Early morning arrival

Disembarkment takes over an hour.  First the immigration officers come aboard and run through the passports in the main lounge.  Then the launch starts to ferry people back and forth.  Down onto the floating platform – leaving behind the comfort of the ship into the blustery turbulent environment of James Bay.  Then a helping hand on to the launch and the short journey to land.  The cliffs look impressive enough from the ship, they are overwhelming as you draw close.  Like in Ascension Island the ship cannot dock on the wharf, and has to stay about 1/2 kilometre offshore.  The promenade goes from end to end of the valley mouth, but the only truly deep enough, sheltered spot to bring the launch in close is at the far eastern end.  Sheltered is a relative term, as the little boat comes up close a rolling wave can easily push it close in to the overhanging cliffs.  With supreme skill they keep the launch as stationary as possible while the passengers swing over on ropes onto the hard.
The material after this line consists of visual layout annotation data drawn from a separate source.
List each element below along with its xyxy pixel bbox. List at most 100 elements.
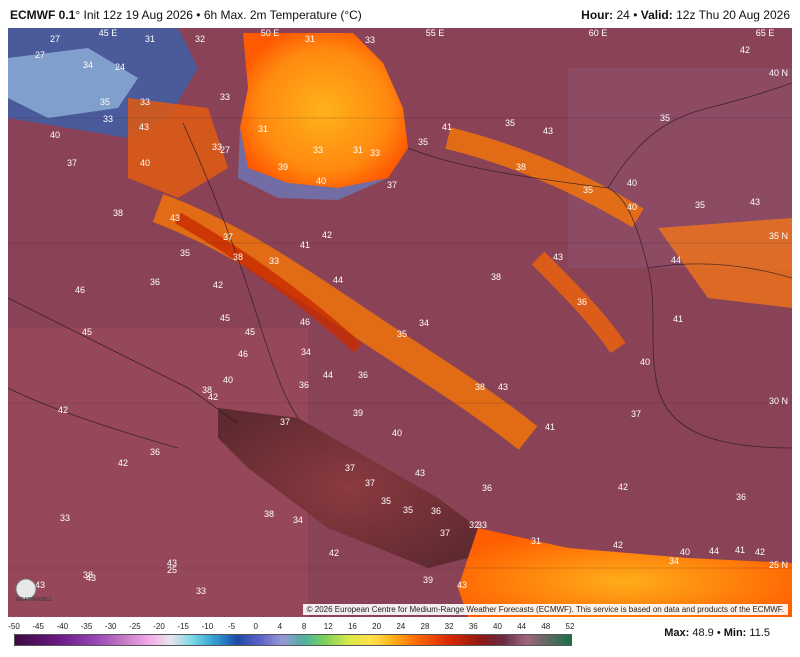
temperature-label: 36 bbox=[736, 492, 746, 502]
legend-tick-label: 28 bbox=[420, 622, 430, 631]
temperature-label: 31 bbox=[145, 34, 155, 44]
temperature-label: 42 bbox=[740, 45, 750, 55]
temperature-label: 33 bbox=[370, 148, 380, 158]
temperature-label: 36 bbox=[150, 447, 160, 457]
max-label: Max: bbox=[664, 627, 690, 639]
temperature-label: 31 bbox=[305, 34, 315, 44]
temperature-label: 40 bbox=[316, 176, 326, 186]
latitude-label: 40 N bbox=[769, 68, 788, 78]
temperature-label: 27 bbox=[50, 34, 60, 44]
legend-tick-label: -50 bbox=[8, 622, 20, 631]
temperature-label: 41 bbox=[673, 314, 683, 324]
longitude-label: 60 E bbox=[589, 28, 608, 38]
gulf-of-oman bbox=[458, 528, 792, 617]
legend-tick-label: -20 bbox=[153, 622, 165, 631]
temperature-label: 43 bbox=[415, 468, 425, 478]
temperature-label: 43 bbox=[86, 573, 96, 583]
temperature-label: 41 bbox=[545, 422, 555, 432]
persian-gulf bbox=[218, 408, 478, 568]
temperature-label: 37 bbox=[631, 409, 641, 419]
temperature-label: 43 bbox=[170, 213, 180, 223]
temperature-label: 43 bbox=[139, 122, 149, 132]
temperature-label: 42 bbox=[58, 405, 68, 415]
temperature-label: 38 bbox=[233, 252, 243, 262]
temperature-label: 34 bbox=[669, 556, 679, 566]
temperature-label: 43 bbox=[553, 252, 563, 262]
product-name: 6h Max. 2m Temperature (°C) bbox=[203, 8, 362, 22]
temperature-label: 34 bbox=[419, 318, 429, 328]
temperature-label: 33 bbox=[477, 520, 487, 530]
legend-tick-label: 0 bbox=[253, 622, 258, 631]
temperature-label: 31 bbox=[258, 124, 268, 134]
temperature-label: 35 bbox=[660, 113, 670, 123]
temperature-label: 43 bbox=[167, 558, 177, 568]
legend-tick-label: 16 bbox=[347, 622, 357, 631]
temperature-label: 41 bbox=[735, 545, 745, 555]
temperature-label: 46 bbox=[75, 285, 85, 295]
legend-tick-label: -45 bbox=[32, 622, 44, 631]
longitude-label: 65 E bbox=[756, 28, 775, 38]
latitude-label: 25 N bbox=[769, 560, 788, 570]
temperature-label: 35 bbox=[403, 505, 413, 515]
temperature-map: 45 E 50 E 55 E 60 E 65 E 40 N 35 N 30 N 25 N 27… bbox=[8, 28, 792, 617]
valid-value: 12z Thu 20 Aug 2026 bbox=[676, 8, 790, 22]
temperature-label: 37 bbox=[440, 528, 450, 538]
temperature-label: 40 bbox=[392, 428, 402, 438]
temperature-label: 38 bbox=[264, 509, 274, 519]
temperature-label: 42 bbox=[213, 280, 223, 290]
temperature-label: 36 bbox=[482, 483, 492, 493]
temperature-label: 42 bbox=[118, 458, 128, 468]
temperature-label: 34 bbox=[83, 60, 93, 70]
temperature-label: 41 bbox=[442, 122, 452, 132]
temperature-label: 43 bbox=[498, 382, 508, 392]
temperature-label: 33 bbox=[196, 586, 206, 596]
temperature-label: 36 bbox=[150, 277, 160, 287]
temperature-label: 35 bbox=[100, 97, 110, 107]
legend-colorbar bbox=[14, 634, 572, 646]
legend-tick-label: -10 bbox=[201, 622, 214, 631]
graticule bbox=[8, 117, 792, 569]
valid-label: Valid: bbox=[640, 8, 673, 22]
eastern-warm-streak bbox=[531, 251, 626, 354]
temperature-label: 31 bbox=[531, 536, 541, 546]
model-name: ECMWF 0.1 bbox=[10, 8, 76, 22]
temperature-label: 44 bbox=[671, 255, 681, 265]
temperature-label: 33 bbox=[212, 142, 222, 152]
temperature-label: 35 bbox=[583, 185, 593, 195]
afghanistan-warm-zone bbox=[658, 218, 792, 308]
temperature-label: 34 bbox=[293, 515, 303, 525]
header-left: ECMWF 0.1° Init 12z 19 Aug 2026 • 6h Max… bbox=[10, 8, 362, 22]
legend-tick-label: -15 bbox=[177, 622, 189, 631]
legend-tick-label: 52 bbox=[565, 622, 575, 631]
temperature-label: 36 bbox=[299, 380, 309, 390]
legend-tick-label: 24 bbox=[396, 622, 406, 631]
temperature-label: 40 bbox=[223, 375, 233, 385]
temperature-label: 38 bbox=[516, 162, 526, 172]
longitude-labels: 45 E 50 E 55 E 60 E 65 E bbox=[99, 28, 775, 38]
temperature-label: 39 bbox=[353, 408, 363, 418]
temperature-label: 33 bbox=[269, 256, 279, 266]
bullet-2: • bbox=[633, 8, 638, 22]
temperature-label: 35 bbox=[381, 496, 391, 506]
logo-text: WEATHERBELL bbox=[16, 597, 53, 603]
temperature-label: 38 bbox=[113, 208, 123, 218]
warm-band-west bbox=[128, 98, 228, 198]
temperature-label: 37 bbox=[365, 478, 375, 488]
temperature-label: 45 bbox=[245, 327, 255, 337]
temperature-label: 42 bbox=[208, 392, 218, 402]
temperature-label: 32 bbox=[195, 34, 205, 44]
min-label: Min: bbox=[723, 627, 747, 639]
temperature-label: 39 bbox=[278, 162, 288, 172]
temperature-label: 36 bbox=[358, 370, 368, 380]
legend-tick-label: 20 bbox=[372, 622, 382, 631]
temperature-label: 35 bbox=[695, 200, 705, 210]
legend-tick-label: -25 bbox=[129, 622, 141, 631]
max-min-readout: Max: 48.9 • Min: 11.5 bbox=[664, 627, 770, 639]
temperature-label: 35 bbox=[505, 118, 515, 128]
temperature-label: 42 bbox=[618, 482, 628, 492]
legend-tick-label: -5 bbox=[228, 622, 236, 631]
temperature-label: 34 bbox=[301, 347, 311, 357]
temperature-label: 41 bbox=[300, 240, 310, 250]
temperature-label: 38 bbox=[491, 272, 501, 282]
temperature-label: 25 bbox=[167, 565, 177, 575]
I had some trepidation about coming ashore after three days at sea, and I was not disappointed.  The old sea legs had been quite easy to obtain on the RMS, but the land legs took about three days to find.  It was not so much the wobbliness of my limbs, but the disorientation at being on solid ground.  Particularly if I lowered my head to look at the ground, the earth would come up to meet me.  There was a low throbbing in my head which seemed to echo the lost noise of the ship’s engines.

A small white bus sat next to the ropes and carried the frail and infirm along the wharf.  Most of us elected to walk, dodging the port staff starting the process of bring ashore the containers.  One large crane was already in position hanging over the sea wall in readiness for the barge.

We headed into an open shed where the hold cases had been already discharged.  But this first trip to St Helena was the only time that happened.  Once I arrived early evening and although it was dark we were allowed off.  Our hold baggage did not make it though and we had to make do with overnight bags before heading back down to the wharf the following afternoon to retrieve our bags.